As we all know, somehow obtaining delay of the Penn. S. Ct. map is the legislature’s best hope here. And meanwhile the clock is ticking, with the governor and the secretary of state proceeding with preparations for elections under the new map.
https://www.documentcloud.org/documents/4385683-PA-Redistricting-GOP-filing-022218.html
So, the new GOP case at the *district* level goes like this:
The PA court issued its order to redistrict before releasing its opinion. The opinion came out only two days before the deadline. The PA constitution does not permit laws to be passed in only two days. For example, there must be committee meetings, the governor gets 10 days to decide to veto, the legislature gets time to try and override the veto, etc… Thus, the PA court did not allow the legislative process to be followed. No bill was passed, the governor simply told the legislature that a map they were considering would be vetoed even if they passed it. Then the court ordered their own map. Thus, whether or not the court is part of “the legislature” in the sense of Arizona, they aren’t following their own constitution.
I find it hard to imagine the feds are going to tell the PA court they don’t understand their own constitution.
The only catch is the (never decided) Bush v. Gore argument over the US constitutional origin of the authority here and if that alters the power of the state judiciary vs. the general assembly. That issue was never resolved since B v G was decided on 14th amendment grounds.
Only remotely, tangentially related is the special election coming up for the PA house district. Given its location I’ve heard speculation that Trump announced the tariffs specifically to try and hold this district, an area he won by double digits and is now closer than either side predicted per NPR.

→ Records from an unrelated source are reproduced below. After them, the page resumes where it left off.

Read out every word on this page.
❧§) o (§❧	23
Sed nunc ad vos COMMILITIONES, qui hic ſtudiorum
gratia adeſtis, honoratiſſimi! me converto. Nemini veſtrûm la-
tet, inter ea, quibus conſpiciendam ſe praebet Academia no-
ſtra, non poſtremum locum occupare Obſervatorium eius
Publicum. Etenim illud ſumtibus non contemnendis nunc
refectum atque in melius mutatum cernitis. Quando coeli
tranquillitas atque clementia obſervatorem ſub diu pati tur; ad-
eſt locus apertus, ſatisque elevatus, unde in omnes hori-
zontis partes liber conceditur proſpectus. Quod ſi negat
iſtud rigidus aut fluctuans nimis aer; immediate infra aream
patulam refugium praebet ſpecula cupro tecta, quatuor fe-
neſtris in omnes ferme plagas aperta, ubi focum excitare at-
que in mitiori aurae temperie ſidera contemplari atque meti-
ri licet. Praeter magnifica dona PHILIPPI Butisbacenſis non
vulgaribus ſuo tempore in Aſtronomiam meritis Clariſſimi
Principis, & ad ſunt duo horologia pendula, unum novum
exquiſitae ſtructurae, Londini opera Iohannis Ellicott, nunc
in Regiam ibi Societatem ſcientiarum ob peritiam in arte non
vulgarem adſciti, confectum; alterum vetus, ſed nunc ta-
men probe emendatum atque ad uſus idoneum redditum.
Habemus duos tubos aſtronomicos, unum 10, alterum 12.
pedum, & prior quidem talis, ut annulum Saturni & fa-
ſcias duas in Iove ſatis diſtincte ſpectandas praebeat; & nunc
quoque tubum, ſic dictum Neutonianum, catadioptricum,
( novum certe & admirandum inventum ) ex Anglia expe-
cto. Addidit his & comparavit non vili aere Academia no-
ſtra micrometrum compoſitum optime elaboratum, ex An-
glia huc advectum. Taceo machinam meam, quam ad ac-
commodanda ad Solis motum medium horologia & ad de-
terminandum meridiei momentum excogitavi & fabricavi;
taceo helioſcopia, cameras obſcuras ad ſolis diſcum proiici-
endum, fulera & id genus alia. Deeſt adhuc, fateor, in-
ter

https://www.npr.org/2018/03/04/590307393/pennsylvania-election-regional-race-could-offer-clues-about-midterms-voter-turno
You might be interested in this article from Daily Kos.
A review of 2018’s stunning special elections results
By Daniel Donner
Thursday Mar 08, 2018 · 8:36 AM PST
https://www.dailykos.com/stories/2018/3/8/1746862/-A-review-of-2018-s-stunning-special-elections-results?detail=emaildkre
I’ve not independently reviewed the stats, but the many graphs are nicely done. I’d love to see your take on the data. … Esp as I worry that articles like this might get Dems complacent, not just hopeful and energized. And I wonder if the RNC and Koch brothers keep graphs like this up on their walls…
Generally, that is an interesting analysis. However, an exception to the overall pattern is Election Day 2017, a regular election day. In that case there was more media attention – and Democrats did not overperform. So I think that compared with that analysis, there is a significant downside risk for Democrats.
https://docs.google.com/spreadsheets/d/1C2MVeM2K7WgqmJw5RCQbWyTo2u73CX1pI8zw_G-7BJo/edit#gid=0
An observation: Obama’s 2012 margin of +3.9 was only 1.8 points better then Clinton’s 2016 margin of +2.1.
However, in the linked dailyKos post the 2018 specials have dems outperforming Clinton ’16 by 25 and but Obama ’12 by only 13, for a difference of 12 points.
So, it seems these 2018 special elections must have taken place in districts where Clinton did very unusually poorly vs Obama.